All in all, this is not a game for everyone. People will get put off by the difficulty, the slow pace, or the confusing map, and that's ok and understandable. But as for me, personally, I believe this is one of the best indie games ever made and one of the best examples of video games as an art form. Because this is a work of art. An inspirational, beautiful, flawed work of art that I friggin' love.

After finishing it, I understand more of what people can love about this game, still is not a game I can say its fun, specially when all the movement it's up to you to discover... do yourself a favor and search the movement and tips online (fuck five pebbles btw, the worst area in any video game I've ever played.) discovering everything alone is not rewarding enough to stand the frustration.
One thing that this game does that is indisputably good is the immersion, you fight for your life like you would in real life... also the OST is good too. But that's about it.

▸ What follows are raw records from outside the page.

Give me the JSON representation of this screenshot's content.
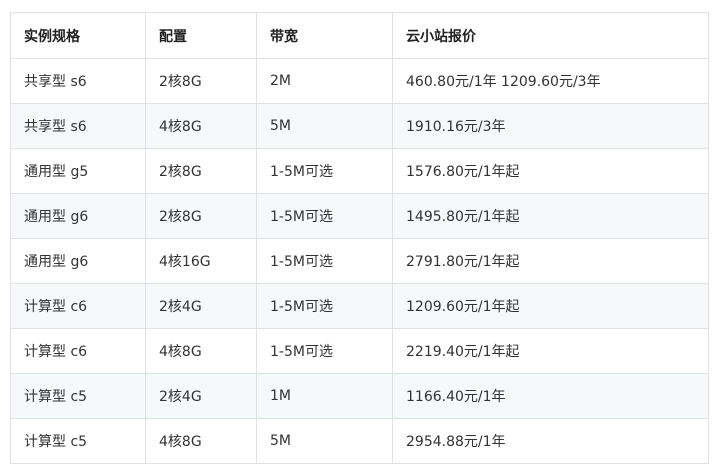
{
  "table": {
    "headers": [
      "实例规格",
      "配置",
      "带宽",
      "云小站报价"
    ],
    "rows": [
      [
        "共享型 s6",
        "2核8G",
        "2M",
        "460.80元/1年 1209.60元/3年"
      ],
      [
        "共享型 s6",
        "4核8G",
        "5M",
        "1910.16元/3年"
      ],
      [
        "通用型 g5",
        "2核8G",
        "1-5M可选",
        "1576.80元/1年起"
      ],
      [
        "通用型 g6",
        "2核8G",
        "1-5M可选",
        "1495.80元/1年起"
      ],
      [
        "通用型 g6",
        "4核16G",
        "1-5M可选",
        "2791.80元/1年起"
      ],
      [
        "计算型 c6",
        "2核4G",
        "1-5M可选",
        "1209.60元/1年起"
      ],
      [
        "计算型 c6",
        "4核8G",
        "1-5M可选",
        "2219.40元/1年起"
      ],
      [
        "计算型 c5",
        "2核4G",
        "1M",
        "1166.40元/1年"
      ],
      [
        "计算型 c5",
        "4核8G",
        "5M",
        "2954.88元/1年"
      ]
    ]
  },
  "colors": {
    "border": "#dfe2e5",
    "stripe": "#f6f8fa",
    "text": "#333333"
  }
}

IMO this game is good but not the masterpiece that people say it.
Expect good ideas in a game extremely frustrating and full of unfair shit.

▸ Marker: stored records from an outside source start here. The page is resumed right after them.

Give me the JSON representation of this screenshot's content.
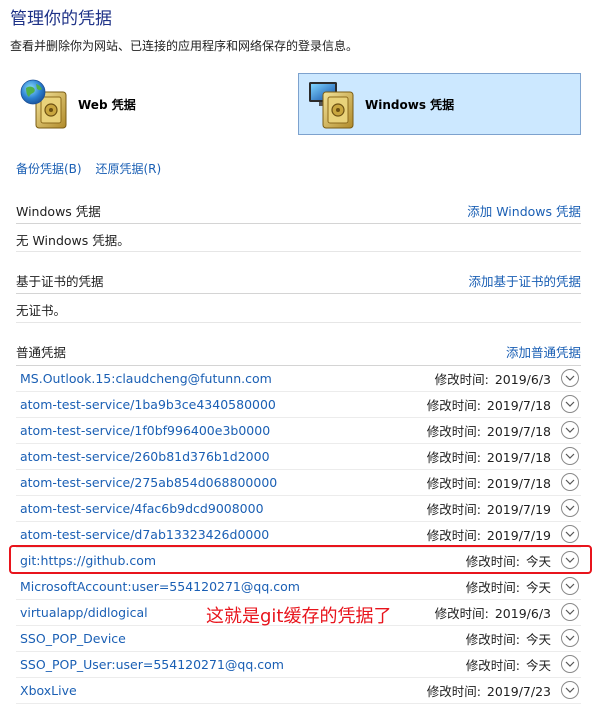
{
  "header": {
    "title": "管理你的凭据",
    "subtitle": "查看并删除你为网站、已连接的应用程序和网络保存的登录信息。"
  },
  "credential_types": {
    "web": {
      "label": "Web 凭据",
      "icon": "globe-vault-icon"
    },
    "windows": {
      "label": "Windows 凭据",
      "icon": "monitor-vault-icon",
      "selected": true
    }
  },
  "actions": {
    "backup": "备份凭据(B)",
    "restore": "还原凭据(R)"
  },
  "windows_section": {
    "title": "Windows 凭据",
    "add": "添加 Windows 凭据",
    "empty": "无 Windows 凭据。"
  },
  "cert_section": {
    "title": "基于证书的凭据",
    "add": "添加基于证书的凭据",
    "empty": "无证书。"
  },
  "generic_section": {
    "title": "普通凭据",
    "add": "添加普通凭据",
    "modified_label": "修改时间:",
    "items": [
      {
        "name": "MS.Outlook.15:claudcheng@futunn.com",
        "date": "2019/6/3"
      },
      {
        "name": "atom-test-service/1ba9b3ce4340580000",
        "date": "2019/7/18"
      },
      {
        "name": "atom-test-service/1f0bf996400e3b0000",
        "date": "2019/7/18"
      },
      {
        "name": "atom-test-service/260b81d376b1d2000",
        "date": "2019/7/18"
      },
      {
        "name": "atom-test-service/275ab854d068800000",
        "date": "2019/7/18"
      },
      {
        "name": "atom-test-service/4fac6b9dcd9008000",
        "date": "2019/7/19"
      },
      {
        "name": "atom-test-service/d7ab13323426d0000",
        "date": "2019/7/19"
      },
      {
        "name": "git:https://github.com",
        "date": "今天"
      },
      {
        "name": "MicrosoftAccount:user=554120271@qq.com",
        "date": "今天"
      },
      {
        "name": "virtualapp/didlogical",
        "date": "2019/6/3"
      },
      {
        "name": "SSO_POP_Device",
        "date": "今天"
      },
      {
        "name": "SSO_POP_User:user=554120271@qq.com",
        "date": "今天"
      },
      {
        "name": "XboxLive",
        "date": "2019/7/23"
      }
    ]
  },
  "annotation": {
    "text": "这就是git缓存的凭据了",
    "color": "#e8141c"
  },
  "colors": {
    "link": "#1a5fb4",
    "title": "#1e3287",
    "selected_bg": "#cce8ff",
    "selected_border": "#7da2ce",
    "highlight": "#e8141c"
  }
}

the ending is amazing and a bit scary if you have thalassophobia tho...

i just love this game so much. its just so unique and beautiful and so fun to learn. there is just no other game that fills this spot for me. the story and the beautiful graphics just carry the game for me. all the places you go to while trying to complete this game are so beautiful and filled with life. the game is can be brutally unfair, specially if you're a newcomer, but if you give it the time it needs you will get the most engaging and unique games there is.

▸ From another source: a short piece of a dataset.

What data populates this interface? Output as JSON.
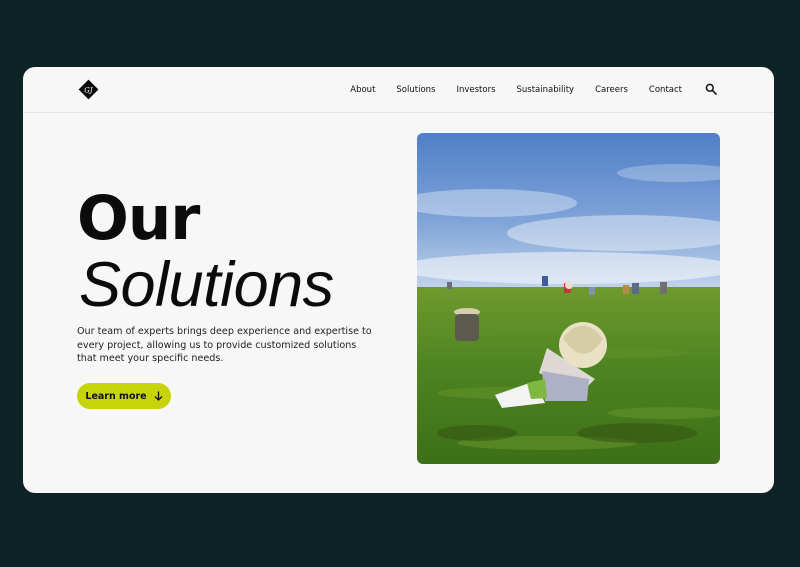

I fully respect everything about it but its not for me

I love this game but it's definitely a slow burn

No greater indictment of the gaming press than the scorn for one of the most innovative games to come out since Demon's Souls. It's a game all about intrinsic reward as really most platformers are but in something like Super Metroid there is a reward in the way of powerups, the reward in Rain World is simply living to the next area and seeing what practical joke will be played on you.

I haven't seen a game that showed this much restraint since Ico. The game could've given you upgrades, a final boss, a significant crutch, a more present story, really anything your usual metroidvania would do but it didnt. The few concessions to minimalism like the map and the titles of the areas being shown never dampened the extreme immersive quality this game granted me.

Despite being quite game-y, this game probably bridges the cold reality of the world to the player in the best way possible, not simply because the game is "unfairly designed" but because it does actually feel like a real breathing ecosystem, the scavengers or lizards arent just obstacles for the player to engage in, they act like how animals would in real life, they go on living their life independent of the protagonists existence.

Very sad that in the mid 2010s indie game hype wave, this genius title comparatively got left out. I had only learned about this game in 2019 from Matthewmatosis and put it on the backburner till now.